A rosé by any other name…
Rosé wine has become more and more popular over the years - and we’re pretty pleased about that, because there’s really nothing nicer to sip on a summer’s evening. As ever, sweeter pinks like Californian White Zinfandel and White Grenache are popular, but if you’re a fan of rosé, there are plenty of other varieties to try.
And of course, the Co-op has got lots to choose from - like a crisp rosé from Provence or a fuller flavoured, fruity Moscato wine. If you haven’t tried them, now’s the perfect time to give them a go.
La Vieille Ferme Rosé
If you like a dry rosé try this wine. Its produced by Famille Perrin (a well-respected wine producing family from France), this rosé smells beautifully of rose petals and citrus and has an intense, delicious flavour.

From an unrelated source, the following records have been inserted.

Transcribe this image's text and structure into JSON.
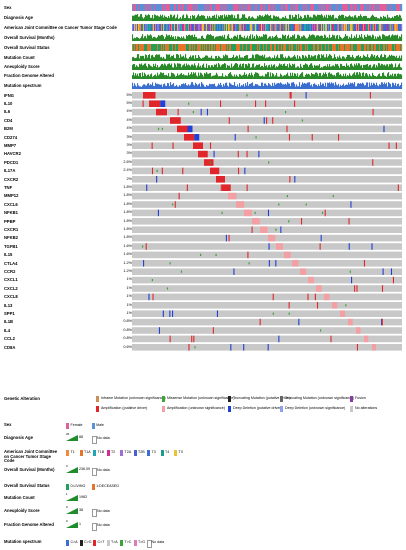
{
  "clinical_tracks": [
    {
      "label": "Sex",
      "kind": "categorical",
      "colors": [
        "#e05f9a",
        "#5b8fd6"
      ]
    },
    {
      "label": "Diagnosis Age",
      "kind": "histogram",
      "color": "#2a8a2a"
    },
    {
      "label": "American Joint Committee on Cancer Tumor Stage Code",
      "kind": "categorical",
      "colors": [
        "#f08a3c",
        "#1fa7b2",
        "#4a5fd0",
        "#d0308f",
        "#9a6fd6",
        "#3b6fd6",
        "#1c9c8c",
        "#e8c23a"
      ]
    },
    {
      "label": "Overall Survival (Months)",
      "kind": "histogram",
      "color": "#2a8a2a"
    },
    {
      "label": "Overall Survival Status",
      "kind": "categorical",
      "colors": [
        "#e4752a",
        "#24a05a"
      ]
    },
    {
      "label": "Mutation Count",
      "kind": "histogram",
      "color": "#2a8a2a"
    },
    {
      "label": "Aneuploidy Score",
      "kind": "histogram",
      "color": "#2a8a2a"
    },
    {
      "label": "Fraction Genome Altered",
      "kind": "histogram",
      "color": "#2a8a2a"
    },
    {
      "label": "Mutation spectrum",
      "kind": "histogram",
      "color": "#3a6fd0"
    }
  ],
  "genes": [
    {
      "name": "IFNG",
      "pct": "5%"
    },
    {
      "name": "IL10",
      "pct": "5%"
    },
    {
      "name": "IL6",
      "pct": "4%"
    },
    {
      "name": "CD4",
      "pct": "4%"
    },
    {
      "name": "B2M",
      "pct": "4%"
    },
    {
      "name": "CD274",
      "pct": "3%"
    },
    {
      "name": "MMP7",
      "pct": "3%"
    },
    {
      "name": "HAVCR2",
      "pct": "3%"
    },
    {
      "name": "PDCD1",
      "pct": "2.6%"
    },
    {
      "name": "IL17A",
      "pct": "2.4%"
    },
    {
      "name": "CXCR2",
      "pct": "2%"
    },
    {
      "name": "TNF",
      "pct": "1.8%"
    },
    {
      "name": "MMP12",
      "pct": "1.8%"
    },
    {
      "name": "CXCL6",
      "pct": "1.8%"
    },
    {
      "name": "NFKB1",
      "pct": "1.8%"
    },
    {
      "name": "PPBP",
      "pct": "1.8%"
    },
    {
      "name": "CXCR1",
      "pct": "1.8%"
    },
    {
      "name": "NFKB2",
      "pct": "1.8%"
    },
    {
      "name": "TGFB1",
      "pct": "1.6%"
    },
    {
      "name": "IL15",
      "pct": "1.6%"
    },
    {
      "name": "CTLA4",
      "pct": "1.2%"
    },
    {
      "name": "CCR2",
      "pct": "1.2%"
    },
    {
      "name": "CXCL1",
      "pct": "1%"
    },
    {
      "name": "CXCL2",
      "pct": "1%"
    },
    {
      "name": "CXCL8",
      "pct": "1%"
    },
    {
      "name": "IL13",
      "pct": "1%"
    },
    {
      "name": "SPP1",
      "pct": "1%"
    },
    {
      "name": "IL1B",
      "pct": "0.8%"
    },
    {
      "name": "IL4",
      "pct": "0.8%"
    },
    {
      "name": "CCL2",
      "pct": "0.8%"
    },
    {
      "name": "CD8A",
      "pct": "0.6%"
    }
  ],
  "genetic_legend": {
    "title": "Genetic Alteration",
    "items": [
      {
        "label": "Inframe Mutation (unknown significance)",
        "color": "#c8915a"
      },
      {
        "label": "Missense Mutation (unknown significance)",
        "color": "#3aa63a"
      },
      {
        "label": "Truncating Mutation (putative driver)",
        "color": "#222222"
      },
      {
        "label": "Truncating Mutation (unknown significance)",
        "color": "#666666"
      },
      {
        "label": "Fusion",
        "color": "#8a3aa6"
      },
      {
        "label": "Amplification (putative driver)",
        "color": "#e0262b"
      },
      {
        "label": "Amplification (unknown significance)",
        "color": "#f2a0a3"
      },
      {
        "label": "Deep Deletion (putative driver)",
        "color": "#1f3fd6"
      },
      {
        "label": "Deep Deletion (unknown significance)",
        "color": "#8ea0f0"
      },
      {
        "label": "No alterations",
        "color": "#c8c8c8"
      }
    ]
  },
  "clinical_legends": [
    {
      "title": "Sex",
      "items": [
        {
          "label": "Female",
          "color": "#e05f9a"
        },
        {
          "label": "Male",
          "color": "#5b8fd6"
        }
      ]
    },
    {
      "title": "Diagnosis Age",
      "range": [
        "26",
        "88"
      ],
      "nodata": "No data"
    },
    {
      "title": "American Joint Committee on Cancer Tumor Stage Code",
      "items": [
        {
          "label": "T1",
          "color": "#f08a3c"
        },
        {
          "label": "T1A",
          "color": "#e4752a"
        },
        {
          "label": "T1B",
          "color": "#1fa7b2"
        },
        {
          "label": "T2",
          "color": "#d0308f"
        },
        {
          "label": "T2A",
          "color": "#9a6fd6"
        },
        {
          "label": "T2B",
          "color": "#4a5fd0"
        },
        {
          "label": "T3",
          "color": "#3b6fd6"
        },
        {
          "label": "T4",
          "color": "#1c9c8c"
        },
        {
          "label": "TX",
          "color": "#e8c23a"
        }
      ]
    },
    {
      "title": "Overall Survival (Months)",
      "range": [
        "0",
        "236.09"
      ],
      "nodata": "No data"
    },
    {
      "title": "Overall Survival Status",
      "items": [
        {
          "label": "0:LIVING",
          "color": "#24a05a"
        },
        {
          "label": "1:DECEASED",
          "color": "#e4752a"
        }
      ]
    },
    {
      "title": "Mutation Count",
      "range": [
        "1",
        "1983"
      ]
    },
    {
      "title": "Aneuploidy Score",
      "range": [
        "0",
        "38"
      ],
      "nodata": "No data"
    },
    {
      "title": "Fraction Genome Altered",
      "range": [
        "0",
        "1"
      ],
      "nodata": "No data"
    },
    {
      "title": "Mutation spectrum",
      "items": [
        {
          "label": "C>A",
          "color": "#3a6fd0"
        },
        {
          "label": "C>G",
          "color": "#222222"
        },
        {
          "label": "C>T",
          "color": "#e0262b"
        },
        {
          "label": "T>A",
          "color": "#c8c8c8"
        },
        {
          "label": "T>C",
          "color": "#3aa63a"
        },
        {
          "label": "T>G",
          "color": "#e07ab8"
        },
        {
          "label": "No data",
          "color": "#ffffff"
        }
      ]
    }
  ]
}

Try it with cold buffets, tomato salads and grilled meats, or all by itself.
About our rosé wine
How much sugar is in my rosé?
Here are the figures you need:
Dry rosé contains up to 4grams per litre
Medium dry rosé contains up to 12grams per litre
Medium rosé contains up to 45 grams per litre
Sweet rosé more than 45 grams per litre
What should I eat with my rosé?
Rosé goes with so many foods, which is just one of the reasons we love it. The sweeter Californian pinks are brilliant served with barbecued meals, while lighter rosés from Provence and Italy go really well with spicy pizza, pasta and seafood dishes.
What’s the difference between a ‘rosé’ and ‘blush’ wine?

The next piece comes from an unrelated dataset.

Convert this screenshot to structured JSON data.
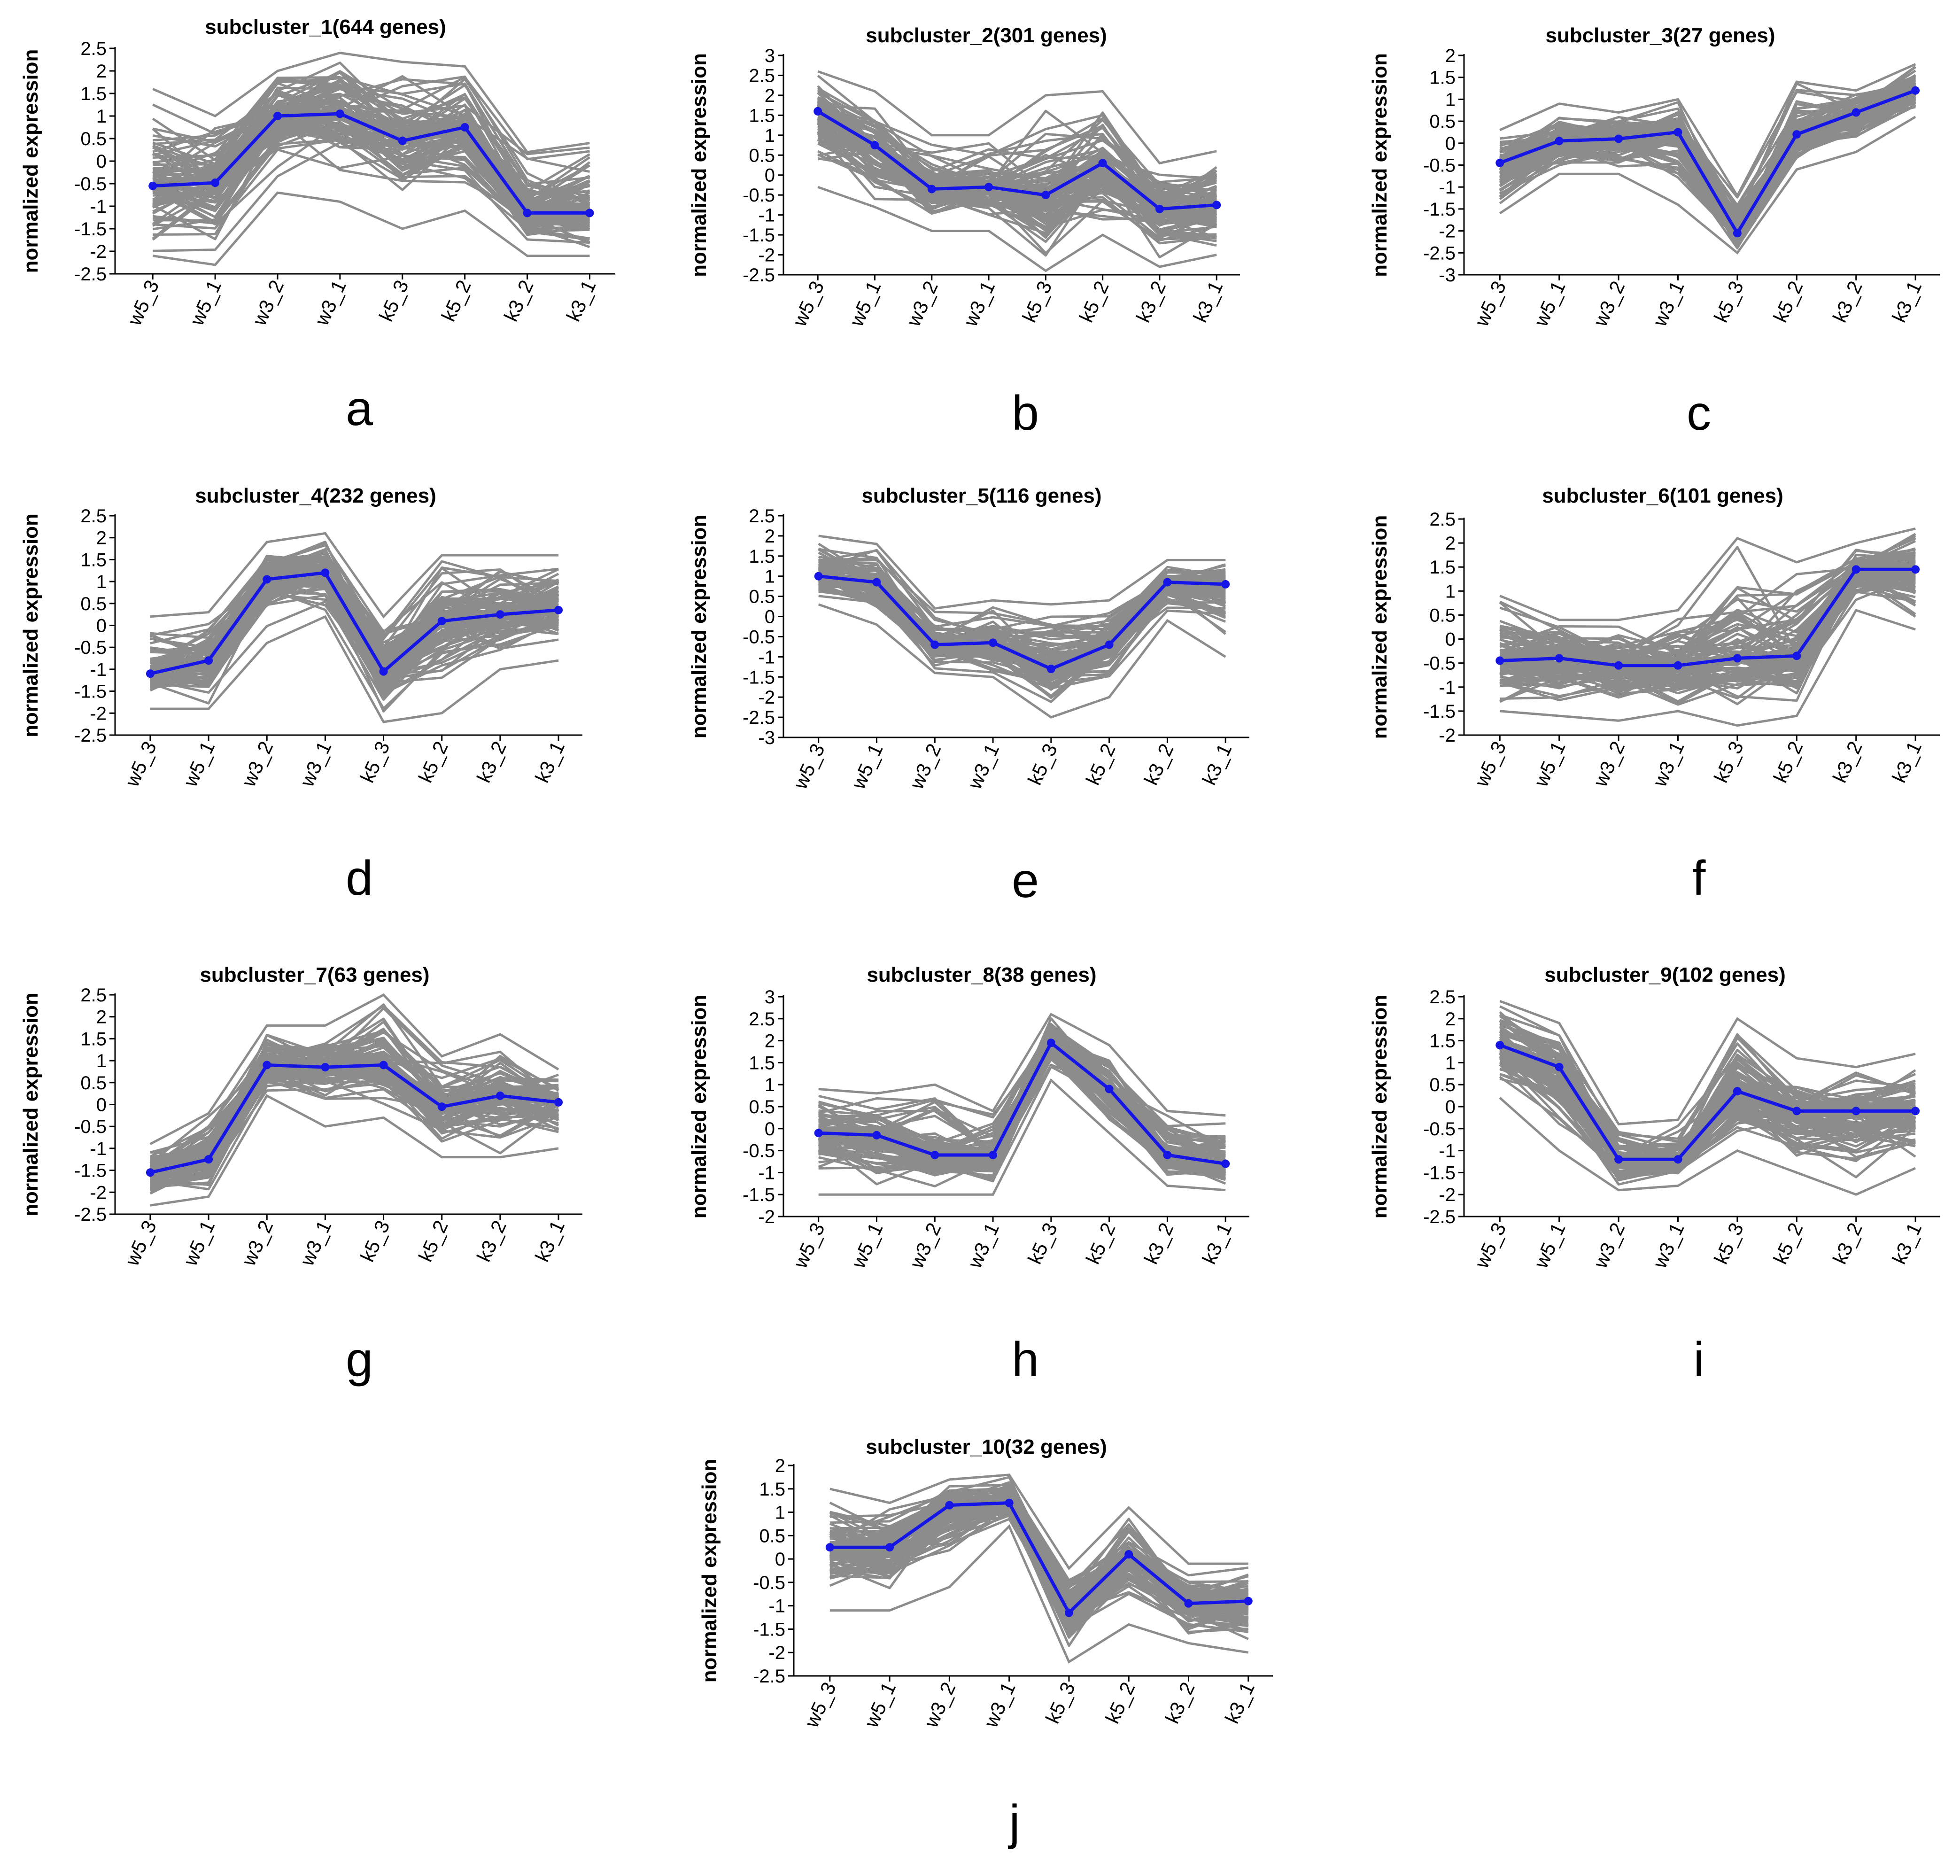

Rosé is made from black or red grapes - the same ones used to make red wine, although the way they’re made is slightly different. Rosé wine is left to get its colour from the skin of the grapes for a much shorter time, which gives it a pink instead of red colour, and a lighter taste.
Meanwhile, blush wines are a blend of red and white wines. For example, Pinot Grigio ‘blush’ is a white wine base, usually with a little bit of red wine or grape-skin extract added to give it some extra colour and depth.